You can pick up large maps for free at rest areas and tourist information stops. Their large size makes them great for wrapping.
Pamphlets / Brochures
Tourist brochures often include stunning photographs and maps that make for attractive wrapping.
This can be a way to give two gifts in one. Buy a pretty tea towel and use it to wrap another present. The recipient gets the gift and a towel. You can also use this trick to wrap baby gifts in a blanket, or use cloth napkins to wrap a housewarming gift.
Reusable Shopping Bags
This is another “gift within a gift” idea, but you can place your gift inside a reusable bag and your recipient gets the main gift, plus a bag.
Much cheaper than wrapping paper and available in a variety of colors.
Take Out Menus
I’ve gotten some pretty interesting looking menus stuffed in my mailbox and doorframe over the years.
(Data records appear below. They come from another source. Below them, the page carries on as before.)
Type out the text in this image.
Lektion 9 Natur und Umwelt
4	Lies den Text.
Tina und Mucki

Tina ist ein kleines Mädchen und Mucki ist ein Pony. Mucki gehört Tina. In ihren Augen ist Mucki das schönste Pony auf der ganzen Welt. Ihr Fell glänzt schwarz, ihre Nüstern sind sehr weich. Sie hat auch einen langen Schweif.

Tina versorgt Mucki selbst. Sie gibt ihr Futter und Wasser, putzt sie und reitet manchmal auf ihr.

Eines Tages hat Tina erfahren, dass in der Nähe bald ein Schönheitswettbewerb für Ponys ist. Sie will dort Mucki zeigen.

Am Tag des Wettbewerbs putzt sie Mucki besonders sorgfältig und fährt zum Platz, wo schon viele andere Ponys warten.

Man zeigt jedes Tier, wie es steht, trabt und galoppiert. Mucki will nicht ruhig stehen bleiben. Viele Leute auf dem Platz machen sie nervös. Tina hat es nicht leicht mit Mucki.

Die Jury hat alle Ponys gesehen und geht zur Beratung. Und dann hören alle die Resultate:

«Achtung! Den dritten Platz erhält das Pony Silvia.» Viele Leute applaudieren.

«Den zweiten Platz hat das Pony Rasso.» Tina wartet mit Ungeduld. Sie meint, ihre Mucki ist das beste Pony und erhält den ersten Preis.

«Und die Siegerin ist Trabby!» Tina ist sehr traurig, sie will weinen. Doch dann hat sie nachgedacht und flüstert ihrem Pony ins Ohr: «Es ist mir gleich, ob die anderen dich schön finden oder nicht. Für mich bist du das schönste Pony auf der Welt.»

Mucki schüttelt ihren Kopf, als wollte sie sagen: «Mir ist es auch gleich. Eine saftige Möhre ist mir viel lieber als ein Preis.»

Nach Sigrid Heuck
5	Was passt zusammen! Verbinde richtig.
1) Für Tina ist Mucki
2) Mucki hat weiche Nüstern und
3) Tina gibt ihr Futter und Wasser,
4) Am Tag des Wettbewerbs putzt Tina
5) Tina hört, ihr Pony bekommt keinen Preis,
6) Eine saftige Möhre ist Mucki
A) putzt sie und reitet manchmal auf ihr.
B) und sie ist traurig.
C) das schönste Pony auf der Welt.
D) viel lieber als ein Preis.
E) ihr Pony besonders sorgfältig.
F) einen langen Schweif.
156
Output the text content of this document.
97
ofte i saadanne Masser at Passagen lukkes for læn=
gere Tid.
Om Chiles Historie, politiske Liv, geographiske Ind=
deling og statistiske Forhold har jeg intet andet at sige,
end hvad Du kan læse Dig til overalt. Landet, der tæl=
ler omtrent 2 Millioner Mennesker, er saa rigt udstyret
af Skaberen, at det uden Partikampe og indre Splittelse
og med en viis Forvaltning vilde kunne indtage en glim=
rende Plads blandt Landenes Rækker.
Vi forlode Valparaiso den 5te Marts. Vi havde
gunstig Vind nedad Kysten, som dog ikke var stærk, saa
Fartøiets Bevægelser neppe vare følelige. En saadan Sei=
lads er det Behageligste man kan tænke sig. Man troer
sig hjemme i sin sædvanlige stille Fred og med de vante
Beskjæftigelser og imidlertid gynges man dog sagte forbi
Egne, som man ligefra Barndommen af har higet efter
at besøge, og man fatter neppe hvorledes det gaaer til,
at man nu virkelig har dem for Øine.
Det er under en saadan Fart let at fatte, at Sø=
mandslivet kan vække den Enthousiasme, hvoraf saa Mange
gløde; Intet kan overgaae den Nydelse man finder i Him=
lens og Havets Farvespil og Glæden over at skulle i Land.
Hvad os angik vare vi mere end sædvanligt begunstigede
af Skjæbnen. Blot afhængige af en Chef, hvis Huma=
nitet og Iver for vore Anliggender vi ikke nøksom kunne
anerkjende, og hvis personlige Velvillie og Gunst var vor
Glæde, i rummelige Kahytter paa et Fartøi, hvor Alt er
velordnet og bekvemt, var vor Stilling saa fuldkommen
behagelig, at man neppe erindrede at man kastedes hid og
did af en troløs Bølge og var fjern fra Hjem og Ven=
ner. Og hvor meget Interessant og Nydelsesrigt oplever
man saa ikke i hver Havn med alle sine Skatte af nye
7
These can make whimsical wrapping paper.
Some of the packages that products come in are attractive or kitschy enough to use as wrapping, particularly if you dress them up with some accents.
You Kids’ Artwork
If your kids have drawn a masterpiece on easel-sized paper, you can use the artwork to wrap a gift for a parent or friend.
Bows can be replaced with almost anything. Some ideas: Pinecones dusted with glitter or painted, curling ribbon, yarn, fabric accents, pieces cut from old greeting cards, a drawing of a bow, a sprig of berries, flowers, hair ribbon, beads, photos, postcards, or almost any other material you have.
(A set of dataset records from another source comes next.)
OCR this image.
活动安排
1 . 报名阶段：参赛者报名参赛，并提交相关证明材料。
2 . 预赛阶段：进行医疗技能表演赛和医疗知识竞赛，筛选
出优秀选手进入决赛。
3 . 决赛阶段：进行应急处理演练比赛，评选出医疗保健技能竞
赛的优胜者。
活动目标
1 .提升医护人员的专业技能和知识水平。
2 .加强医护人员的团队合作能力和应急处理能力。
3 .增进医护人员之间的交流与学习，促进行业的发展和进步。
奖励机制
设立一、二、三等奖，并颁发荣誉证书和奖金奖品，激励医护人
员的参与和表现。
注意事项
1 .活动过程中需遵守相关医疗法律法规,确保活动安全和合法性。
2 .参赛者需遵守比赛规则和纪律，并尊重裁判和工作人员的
If you don’t like any of these alternatives, your best bet is to buy wrapping paper on clearance. After major holidays like Christmas and Easter, you can find paper and gift bags marked down. This is great for stocking up for the next holiday, but you can also find “neutral” papers that can be used all year. Often solid colors and non-holiday patterns are marked down along with the holiday specific papers.
Wrapping gifts doesn’t have to mean using expensive store bought paper. There are quite a few alternatives that will work just as well with a little creativity. Not only are some of these less expensive, they can be great in a pinch when you have to wrap something but don’t have regular wrapping paper on hand.